- Theatrical release poster
- Directed by: Javier Ruiz Caldera
- Written by: Paco Cabezas
- Produced by: Alvaro Augustín Eneko Lizarraga Francisco Sánchez Ortiz Javier Méndez
- Starring: Joaquín Reyes Alexandra Jiménez Silvia Abril Carlos Areces Leslie Nielsen
- Music by: Fernando Velázquez
- Production companies: Telecinco Cinema Think Studio
- Distributed by: Hispano Foxfilm (released through 20th Century Fox)
- Release date: 4 December 2009;
- Running time: 85 minutes
- Country: Spain
- Language: Spanish
- Budget: $4.2 million
- Box office: $11.1 million

= Spanish Movie =

Spanish Movie is a 2009 Spanish parody film directed by Javier Ruiz Caldera and written by Paco Cabezas. The film was conceived as a Spanish version of the spoof films that were appearing at the time, continuing the trend begun by the Scary Movie franchise.

The production parodies several successful Spanish horror/drama films including: The Others, The Orphanage, Alatriste, Open Your Eyes, Mondays in the Sun, Volver, The Sea Inside, Pan's Labyrinth and REC. It features a cameo by Leslie Nielsen in his last theatrical film appearance.

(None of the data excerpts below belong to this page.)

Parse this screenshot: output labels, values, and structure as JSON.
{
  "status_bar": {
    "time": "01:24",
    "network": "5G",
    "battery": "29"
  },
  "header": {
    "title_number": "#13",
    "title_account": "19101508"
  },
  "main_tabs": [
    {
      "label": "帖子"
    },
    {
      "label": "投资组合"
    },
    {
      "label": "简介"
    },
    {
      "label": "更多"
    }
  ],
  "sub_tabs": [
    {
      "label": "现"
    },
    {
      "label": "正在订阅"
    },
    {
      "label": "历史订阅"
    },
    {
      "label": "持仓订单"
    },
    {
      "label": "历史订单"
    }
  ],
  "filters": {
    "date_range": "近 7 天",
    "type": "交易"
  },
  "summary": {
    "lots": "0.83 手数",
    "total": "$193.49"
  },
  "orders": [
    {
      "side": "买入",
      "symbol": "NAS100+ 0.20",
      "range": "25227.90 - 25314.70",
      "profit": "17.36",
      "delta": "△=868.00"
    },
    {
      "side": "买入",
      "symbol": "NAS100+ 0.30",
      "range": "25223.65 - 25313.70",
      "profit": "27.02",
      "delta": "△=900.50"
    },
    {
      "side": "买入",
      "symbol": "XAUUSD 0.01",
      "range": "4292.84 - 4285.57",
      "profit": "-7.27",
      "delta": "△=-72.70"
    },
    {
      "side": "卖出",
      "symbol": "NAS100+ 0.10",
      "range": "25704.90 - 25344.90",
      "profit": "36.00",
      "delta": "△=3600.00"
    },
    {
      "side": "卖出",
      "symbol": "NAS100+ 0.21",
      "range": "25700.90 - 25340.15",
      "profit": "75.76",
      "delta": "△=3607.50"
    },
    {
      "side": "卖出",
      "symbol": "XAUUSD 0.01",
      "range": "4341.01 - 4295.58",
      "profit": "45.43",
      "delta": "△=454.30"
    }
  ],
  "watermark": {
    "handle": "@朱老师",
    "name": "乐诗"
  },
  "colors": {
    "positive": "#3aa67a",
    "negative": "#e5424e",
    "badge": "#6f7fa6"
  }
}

Production started on 23 February 2009 in Barcelona and the film was released in cinemas on 4 December of that year.

==Plot==
Ramira (Alexandra Jiménez) works as maid and nanny to Laura (Silvia Abril) and her children: Simeón and Ofendia (Óscar Lara and Laia Alda). Unfortunately, Ramira kills the boy, who suffers from photodermatitis, within minutes of meeting him, when she insists he goes out and gets some sun.

Ramira tries to hide her crime and lies to Laura about Simeón's death. She then meets Laura's brother Pedro San Antón, who is paraplegic like Ramón Sampedro (or at least claims to be).

The house is full of supernatural visitors, including a Fairy (Michelle Jenner) and a Faun (Joaquín Reyes), most of which fall foul of the psychotic Ofendia. One who escapes Ofendia's attentions is Maligna Escobero, a terrifying woman who suggests Laura should make Simeón wear a sack mask to protect himself from the sun.

Ramira enlists the help of Jose (Joselito), who convinces Laura that he is Simeón, despite the disadvantage of being a middle-aged man. She inadvertently kills her alcoholic unemployed husband Antonio and declares her love for Pedro.

Laura becomes suspicious that something is wrong when Simeón does not appear even on his birthday, and pursues a figure wearing a sack mask through the house.

When she hears the figures tell-tale party horn, she runs out to find him in the woods outside her house, only to find her long-lost husband Diego (Eduardo Gómez). After a brief but sexually active reunion, Diego leaves her again.

Pedro insists that he cannot leave his sister until he knows the truth about Simeón. Ramira returns to her village to seek the help of a local mystic. They arrive just in time to see Maligna Escobero die in a fatal accident, as not even Doctor Nielsen (Leslie Nielsen) is able to save her.

With local medium Gerarda unable to help them, the gang return home. Pedro opts to end his life, but the process is complicated by the difficult director he finds to make his goodbye video.

Ramira rushes to Pedro's bedside after learning he has taken cyanide, and is joined by the Fairy and the Faun. The Faun explains the convoluted reality: Pedro exists in the year 3028 and his current reality is all a dream. He has to choose between staying with Ramira, or throwing himself from the top of a building in order to wake up in the future. He opts to stay with Ramira. When the Faun turns violent, Ramira mesmerises him with a song and pushes him off the building. She runs to embrace him, only to accidentally release the brake on his hospital bed, sending him careering off the building. Pedro, falling through infinity, manages to concentrate and control his dream world. He flies to the top of the building and embraces Ramira.

Meanwhile, Laura is still convinced Simeón is around her, as she finds a trail of phallic toys left around the house. She is eventually visited by the boy in the sack mask, who directs her to a hole in the wall. It turns out to be Ofendia, who leads her to Simeón's mutilated remains. Laura, disconsolate, takes a large handful of pills, only to realise that they are laxatives. She is visited by Pedro, who tells her that if she concentrates, she can make Simeón return. Simeón is revived, and Laura opens the doors of the house, telling him he has nothing to fear. With his mother otherwise engaged in the bathroom, Simeón goes to leave the house with Ramira and Pedro, although not all of him makes it out.